E como é que sabe quais são as suas vacas? – pergunta ainda o Pedro, vendo outra manada que se mistura, no seu percurso até à nascente, para matar a sede antes do regresso. O pastor ri-se perante tamanho disparate. Na verdade, elas estão marcadas nas orelhas, mas não é preciso tanto para as distinguir.

Conheço cada uma delas desde que nasceram.

vacas à entrada da aldeia

Rodeada por montanhas magníficas, que protegem este cenário bucólico, Pitões das Júnias é feita de gente que se orgulha da sua identidade e das suas tradições. O Inverno rigoroso, a distância e emigração mantiveram pequena esta que é uma das aldeias mais altas (1100 metros) e genuínas do Gerês.

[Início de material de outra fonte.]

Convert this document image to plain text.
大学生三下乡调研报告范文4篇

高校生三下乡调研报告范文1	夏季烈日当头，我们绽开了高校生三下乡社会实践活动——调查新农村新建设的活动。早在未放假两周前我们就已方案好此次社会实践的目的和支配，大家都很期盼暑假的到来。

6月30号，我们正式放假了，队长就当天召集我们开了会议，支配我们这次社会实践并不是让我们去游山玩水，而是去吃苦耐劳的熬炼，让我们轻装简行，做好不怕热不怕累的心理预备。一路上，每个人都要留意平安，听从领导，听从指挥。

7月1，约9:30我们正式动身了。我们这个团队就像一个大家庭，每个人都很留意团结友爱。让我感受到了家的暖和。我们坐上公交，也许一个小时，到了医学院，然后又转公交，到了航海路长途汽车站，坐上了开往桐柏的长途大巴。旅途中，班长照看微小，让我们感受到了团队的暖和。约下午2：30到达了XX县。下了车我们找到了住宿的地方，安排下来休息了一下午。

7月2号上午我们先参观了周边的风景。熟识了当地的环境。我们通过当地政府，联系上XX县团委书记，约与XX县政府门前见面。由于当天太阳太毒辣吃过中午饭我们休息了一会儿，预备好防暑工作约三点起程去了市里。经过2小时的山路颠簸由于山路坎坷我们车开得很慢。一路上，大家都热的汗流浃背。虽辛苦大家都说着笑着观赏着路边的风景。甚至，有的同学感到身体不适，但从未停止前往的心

Isolamento e natureza é tudo o que procuramos por estes dias. Portanto, manhã bem cedo, iniciamos o trilho que liga a aldeia ao Mosteiro de Santa Maria das Júnias e à cascata homónima, um dos mais conhecidos percursos pedestres do Parque Nacional de Peneda-Gerês. Não se recomenda aos visitantes que se embrenhem sozinhos no Gerês, mas este é um percurso circular e pequeno, com cerca de 4 km, pelo que as hipóteses de nos perdermos são diminutas.

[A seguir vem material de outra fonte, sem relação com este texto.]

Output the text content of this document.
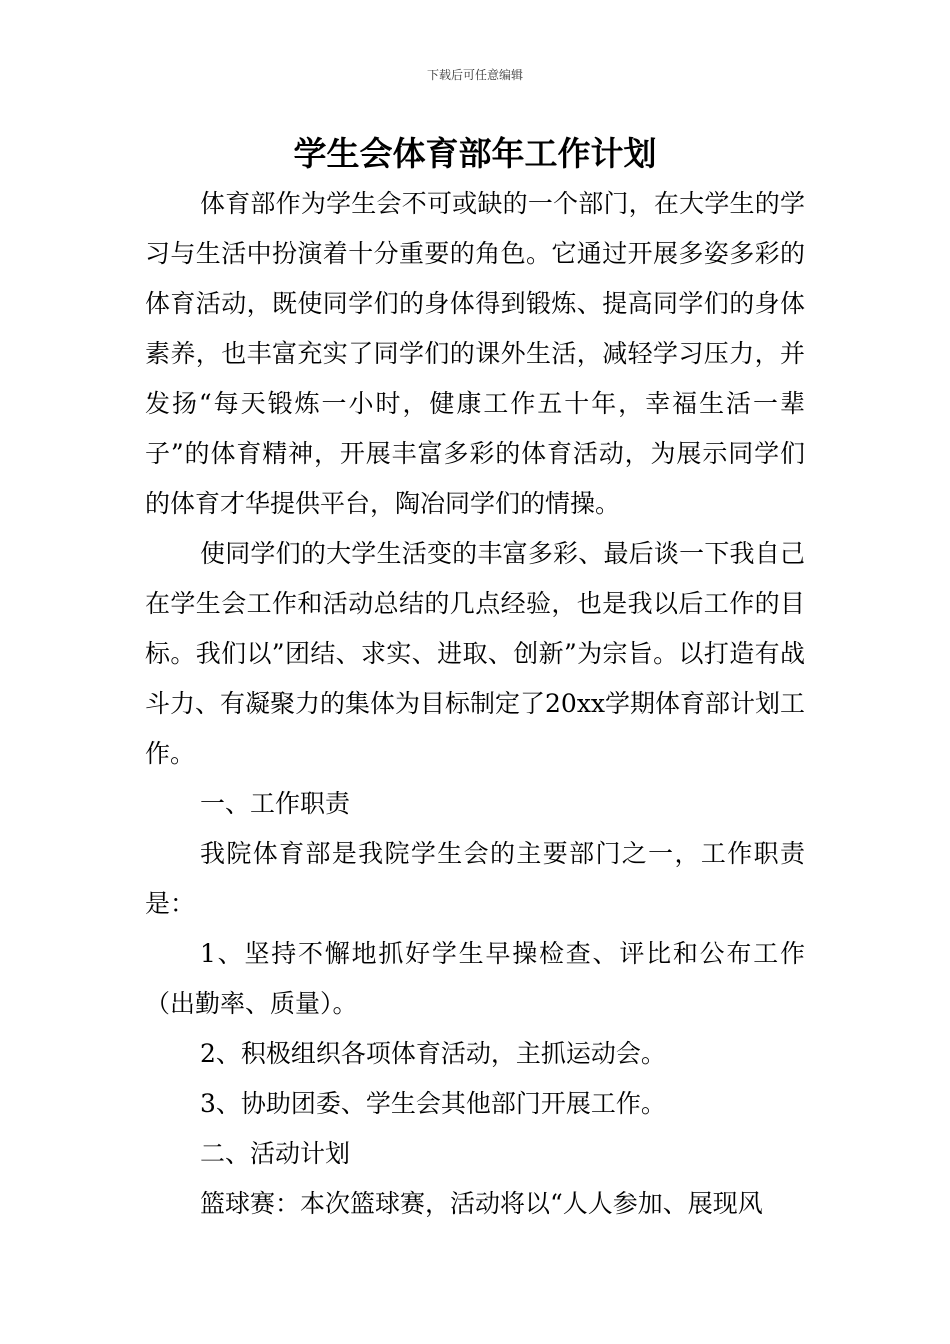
下载后可任意编辑
学生会体育部年工作计划

体育部作为学生会不可或缺的一个部门，在大学生的学习与生活中扮演着十分重要的角色。它通过开展多姿多彩的体育活动，既使同学们的身体得到锻炼、提高同学们的身体素养，也丰富充实了同学们的课外生活，减轻学习压力，并发扬“每天锻炼一小时，健康工作五十年，幸福生活一辈子”的体育精神，开展丰富多彩的体育活动，为展示同学们的体育才华提供平台，陶冶同学们的情操。

使同学们的大学生活变的丰富多彩、最后谈一下我自己在学生会工作和活动总结的几点经验，也是我以后工作的目标。我们以”团结、求实、进取、创新”为宗旨。以打造有战斗力、有凝聚力的集体为目标制定了20xx学期体育部计划工作。

一、工作职责

我院体育部是我院学生会的主要部门之一，工作职责是：

1、坚持不懈地抓好学生早操检查、评比和公布工作（出勤率、质量）。

2、积极组织各项体育活动，主抓运动会。

3、协助团委、学生会其他部门开展工作。

二、活动计划

篮球赛：本次篮球赛，活动将以“人人参加、展现风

Percurso pedestre de Pitões das Júnias

O percurso começa junto ao cemitério e à Capela do Anjo da Guarda, onde há bastante espaço para estacionar. A pequena rota tem como pano de fundo o relevo do Gerês, o planalto da Mourela e um extenso vale.  

O trilho de cascalho e pedras desce, em ziguezague, até ao Mosteiro de Santa Maria das Júnias, a meros 2 km da aldeia. Apesar do calor abrasador das últimas semanas, ainda há urze a colorir a paisagem.

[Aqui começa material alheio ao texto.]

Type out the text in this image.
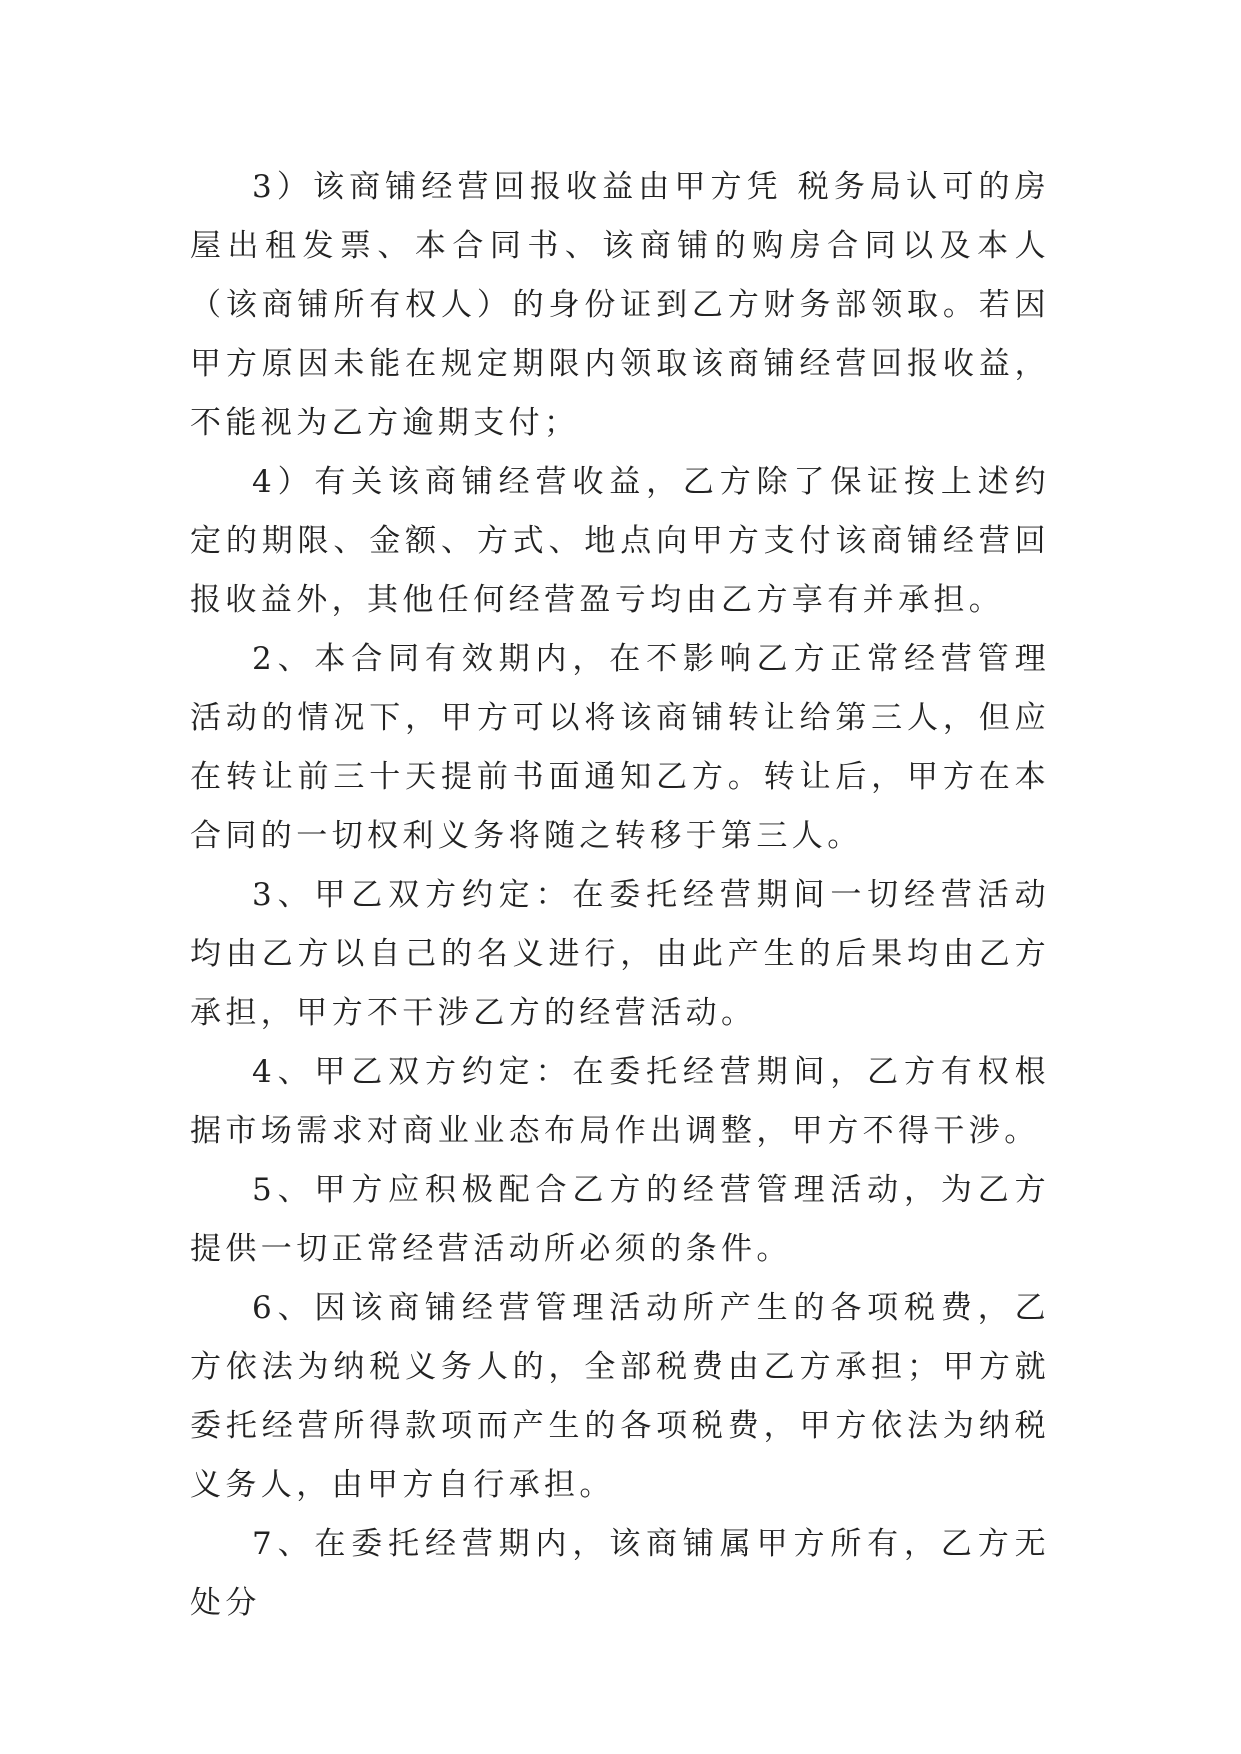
3）该商铺经营回报收益由甲方凭 税务局认可的房屋出租发票、本合同书、该商铺的购房合同以及本人（该商铺所有权人）的身份证到乙方财务部领取。若因甲方原因未能在规定期限内领取该商铺经营回报收益，不能视为乙方逾期支付；

4）有关该商铺经营收益，乙方除了保证按上述约定的期限、金额、方式、地点向甲方支付该商铺经营回报收益外，其他任何经营盈亏均由乙方享有并承担。

2、本合同有效期内，在不影响乙方正常经营管理活动的情况下，甲方可以将该商铺转让给第三人，但应在转让前三十天提前书面通知乙方。转让后，甲方在本合同的一切权利义务将随之转移于第三人。

3、甲乙双方约定：在委托经营期间一切经营活动均由乙方以自己的名义进行，由此产生的后果均由乙方承担，甲方不干涉乙方的经营活动。

4、甲乙双方约定：在委托经营期间，乙方有权根据市场需求对商业业态布局作出调整，甲方不得干涉。

5、甲方应积极配合乙方的经营管理活动，为乙方提供一切正常经营活动所必须的条件。

6、因该商铺经营管理活动所产生的各项税费，乙方依法为纳税义务人的，全部税费由乙方承担；甲方就委托经营所得款项而产生的各项税费，甲方依法为纳税义务人，由甲方自行承担。

7、在委托经营期内，该商铺属甲方所有，乙方无处分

Encontramos o mosteiro camuflado, junto ao pequeno ribeiro de Campesino, que alimenta o vale e oferece o som tranquilizante da água que segue o seu rumo, libertando-se das margens adiante, numa cascata com cerca de 40 metros. Mas antes de pensarmos nisso, é imperioso apreciar as enigmáticas ruínas do mosteiro cisterciense mais isolado que se tem conhecimento, destino a uma vida ascética de reclusão.

vista rural

Exploramos tranquilamente as ruínas, identificando a igreja e o cemitério (não visitáveis), o portal gótico com dois animais de guarda, um imponente forno, arcos que restam de um claustro românico. Miguel Torga – que palmilhou o Portugal real, pobre e humilde – também esteve aqui e cantou este lugar:

Só vistas a aspereza deste ermo e a pobreza do mosteiro desmantelado. Mas canta dia e noite, a correr encostado às fundações do velho cenóbio beneditino, um ribeiro lustral. E o asceta e o poeta que se degladiam em mim, de há muito peregrinos desta solidão, mais uma vez se conciliam no mesmo impulso purificador, a invejar os monges felizes que aqui humildemente penitenciaram o corpo rebelde e pacificaram a alma atormentada.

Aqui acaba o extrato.